This notebook analyzes the instances sampled during each active learning iteration, focusing on the aggregation method. It compares least confidence sampling with minimum confidence score aggregation and entropy-based sampling with maximum entropy aggregation. The goal is to understand why the final mAP shows no statistically significant difference between a model using least confidence sampling with minimum confidence score aggregation and one using entropy-based sampling with maximum entropy aggregation.
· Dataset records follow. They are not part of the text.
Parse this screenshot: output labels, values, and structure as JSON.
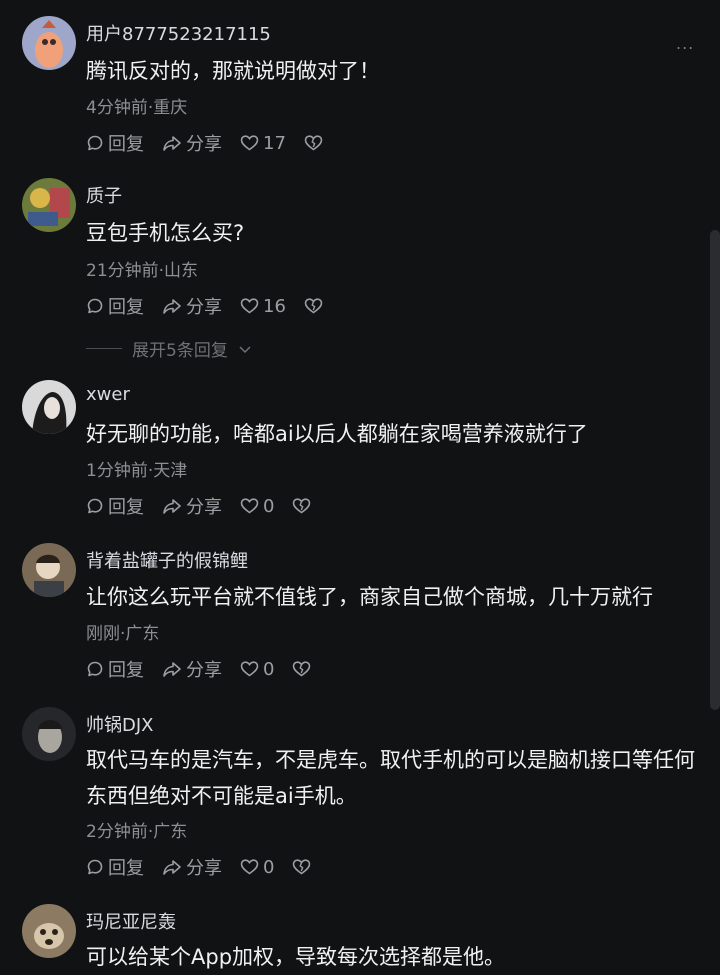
{
  "comments": [
    {
      "username": "用户8777523217115",
      "text": "腾讯反对的，那就说明做对了！",
      "meta": "4分钟前·重庆",
      "reply_label": "回复",
      "share_label": "分享",
      "likes": "17"
    },
    {
      "username": "质子",
      "text": "豆包手机怎么买?",
      "meta": "21分钟前·山东",
      "reply_label": "回复",
      "share_label": "分享",
      "likes": "16",
      "expand_label": "展开5条回复"
    },
    {
      "username": "xwer",
      "text": "好无聊的功能，啥都ai以后人都躺在家喝营养液就行了",
      "meta": "1分钟前·天津",
      "reply_label": "回复",
      "share_label": "分享",
      "likes": "0"
    },
    {
      "username": "背着盐罐子的假锦鲤",
      "text": "让你这么玩平台就不值钱了，商家自己做个商城，几十万就行",
      "meta": "刚刚·广东",
      "reply_label": "回复",
      "share_label": "分享",
      "likes": "0"
    },
    {
      "username": "帅锅DJX",
      "text": "取代马车的是汽车，不是虎车。取代手机的可以是脑机接口等任何东西但绝对不可能是ai手机。",
      "meta": "2分钟前·广东",
      "reply_label": "回复",
      "share_label": "分享",
      "likes": "0"
    },
    {
      "username": "玛尼亚尼轰",
      "text": "可以给某个App加权，导致每次选择都是他。"
    }
  ],
  "more_label": "...",
  "icons": {
    "reply": "comment-bubble-icon",
    "share": "share-arrow-icon",
    "like": "heart-icon",
    "dislike": "broken-heart-icon",
    "expand": "chevron-down-icon"
  }
}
To create the text files required to run this notebook, go to the logs and copy every line that looks like this:
"2026-01-07 08:59:04,811 - INFO - Moved 7426_F2_f000073.jpg and 7426_F2_f000073.txt to labeled image/labels directories."
and paste it to the text file corresponding to a sampling iteration of each seed. Each log file for a seed will have 3 sets of 227 lines that look like the one apsted above. Each set should be pasted in a separate file corresponding to the initially labeled random seed and training iteration it belongs to, and it should follow the directory structure shown in the sanity checks (you can also change the directories there if necessary)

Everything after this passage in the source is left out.